Removing leftovers can also be done manually, in some cases you may use a specialized tool that just has that one job to do and will usually do it better.

You can manage start-up from a utility in Windows: msconfig.
You can manage scheduled tasks also in Windows: taskschd.

I know all of that, but still this was a convenient multipurpose piece of software that covers all of those things. :)
 

zzz00m

Level 6
Well-known
Jun 10, 2017
252
What do you guys say about registry cleaning? Snake oil?

I mostly agree, and prefer to edit my registry by hand. So I have only used the registry cleaner in CCleaner sparingly, and usually take a system image first to be safe, even though the cleaner offers to back up you reg files before changing anything, which you should take advantage of anyway.

One thing I like about the registry cleaner is that it lists all the things that it thinks are wrong, prior to making any changes, which can save you some manual searching for entries. No need to have it actually remove anything, unless you want to, and you can choose to select only specific entries for removal, if desired.

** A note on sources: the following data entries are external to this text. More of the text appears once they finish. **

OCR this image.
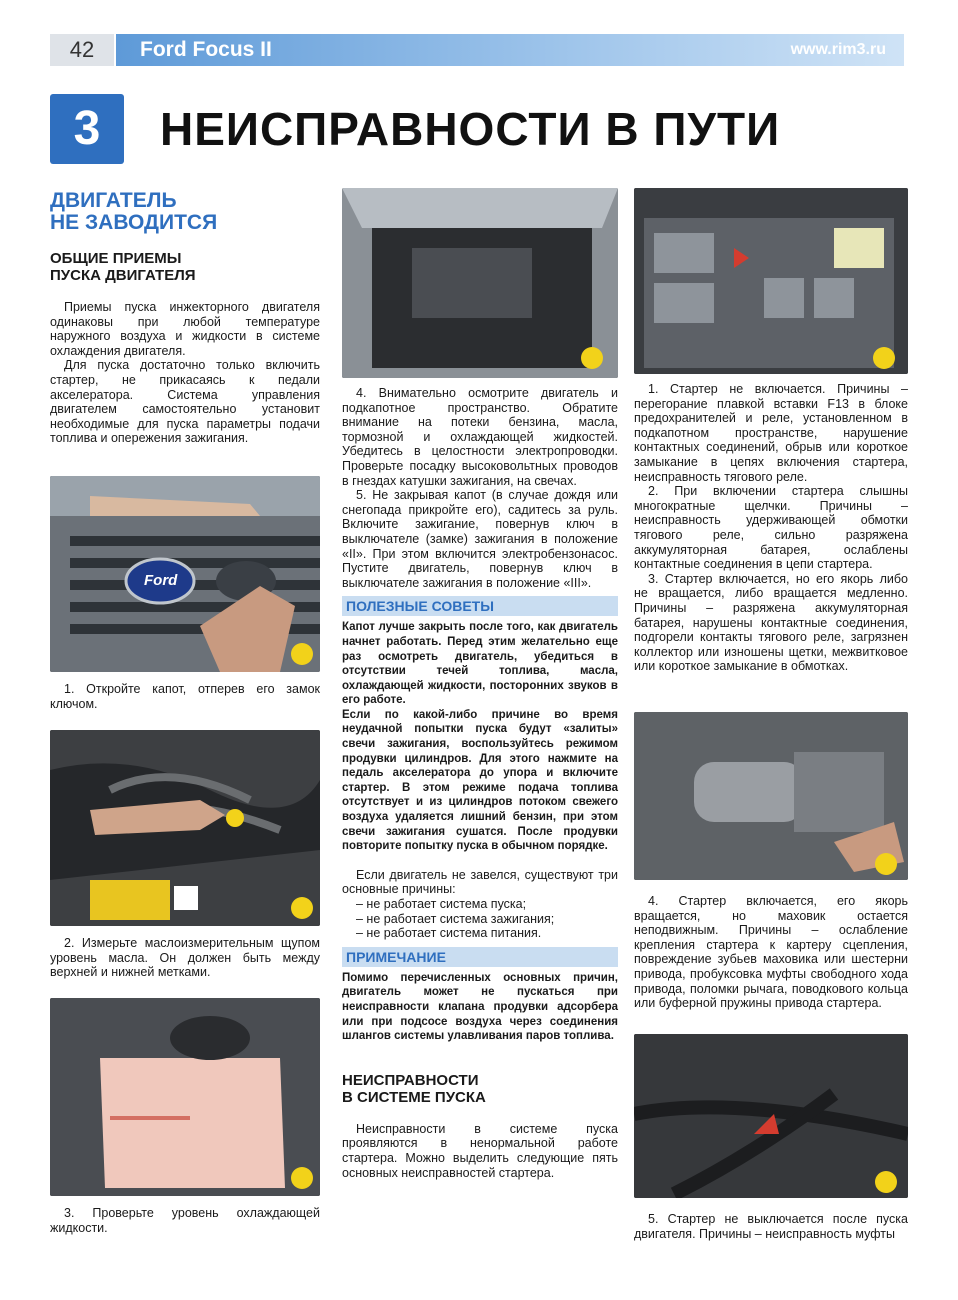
42	Ford Focus II	www.rim3.ru
3	НЕИСПРАВНОСТИ В ПУТИ
ДВИГАТЕЛЬ
НЕ ЗАВОДИТСЯ
ОБЩИЕ ПРИЕМЫ
ПУСКА ДВИГАТЕЛЯ

Приемы пуска инжекторного двигателя одинаковы при любой температуре наружного воздуха и жидкости в системе охлаждения двигателя.

Для пуска достаточно только включить стартер, не прикасаясь к педали акселератора. Система управления двигателем самостоятельно установит необходимые для пуска параметры подачи топлива и опережения зажигания.

Ford

1. Откройте капот, отперев его замок ключом.

2. Измерьте маслоизмерительным щупом уровень масла. Он должен быть между верхней и нижней метками.

3. Проверьте уровень охлаждающей жидкости.

4. Внимательно осмотрите двигатель и подкапотное пространство. Обратите внимание на потеки бензина, масла, тормозной и охлаждающей жидкостей. Убедитесь в целостности электропроводки. Проверьте посадку высоковольтных проводов в гнездах катушки зажигания, на свечах.

5. Не закрывая капот (в случае дождя или снегопада прикройте его), садитесь за руль. Включите зажигание, повернув ключ в выключателе (замке) зажигания в положение «II». При этом включится электробензонасос. Пустите двигатель, повернув ключ в выключателе зажигания в положение «III».

ПОЛЕЗНЫЕ СОВЕТЫ

Капот лучше закрыть после того, как двигатель начнет работать. Перед этим желательно еще раз осмотреть двигатель, убедиться в отсутствии течей топлива, масла, охлаждающей жидкости, посторонних звуков в его работе.

Если по какой-либо причине во время неудачной попытки пуска будут «залиты» свечи зажигания, воспользуйтесь режимом продувки цилиндров. Для этого нажмите на педаль акселератора до упора и включите стартер. В этом режиме подача топлива отсутствует и из цилиндров потоком свежего воздуха удаляется лишний бензин, при этом свечи зажигания сушатся. После продувки повторите попытку пуска в обычном порядке.

Если двигатель не завелся, существуют три основные причины:

– не работает система пуска;
– не работает система зажигания;
– не работает система питания.
ПРИМЕЧАНИЕ

Помимо перечисленных основных причин, двигатель может не пускаться при неисправности клапана продувки адсорбера или при подсосе воздуха через соединения шлангов системы улавливания паров топлива.

НЕИСПРАВНОСТИ
В СИСТЕМЕ ПУСКА

Неисправности в системе пуска проявляются в ненормальной работе стартера. Можно выделить следующие пять основных неисправностей стартера.

1. Стартер не включается. Причины – перегорание плавкой вставки F13 в блоке предохранителей и реле, установленном в подкапотном пространстве, нарушение контактных соединений, обрыв или короткое замыкание в цепях включения стартера, неисправность тягового реле.

2. При включении стартера слышны многократные щелчки. Причины – неисправность удерживающей обмотки тягового реле, сильно разряжена аккумуляторная батарея, ослаблены контактные соединения в цепи стартера.

3. Стартер включается, но его якорь либо не вращается, либо вращается медленно. Причины – разряжена аккумуляторная батарея, нарушены контактные соединения, подгорели контакты тягового реле, загрязнен коллектор или изношены щетки, межвитковое или короткое замыкание в обмотках.

4. Стартер включается, его якорь вращается, но маховик остается неподвижным. Причины – ослабление крепления стартера к картеру сцепления, повреждение зубьев маховика или шестерни привода, пробуксовка муфты свободного хода привода, поломки рычага, поводкового кольца или буферной пружины привода стартера.

5. Стартер не выключается после пуска двигателя. Причины – неисправность муфты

But under normal operation, it is mostly unnecessary to clean the Windows registry of obsolete entries, as they are not likely to affect performance. If you are experiencing some conflicts due to a previous software install, that is another issue that you probably need to deal with the registry directly for.
 
  • Like
Reactions: shmu26 and Venustus

ispx

Level 13
Verified
Well-known
Jun 21, 2017
621
My instinct told me there would be some pesky code from Avast or something like that

wow :geek: we need to use your instinct in the malware hub for testing :LOL: your instinct works better than virus total :devil:

this was a convenient multipurpose piece of software that covers all of those things

this was a convenient malicious piece of software :ROFLMAO:
 

Deletedmessiah

Level 25
Verified
Top poster
Content Creator
Well-known
Jan 16, 2017
1,448
I know all of that, but still this was a convenient multipurpose piece of software that covers all of those things. :)
Indeed. This was a very convinient tool. Windows built in tools are too slow and inconvinient. Other third party tools I've tried either don't work well or manages to screw up something.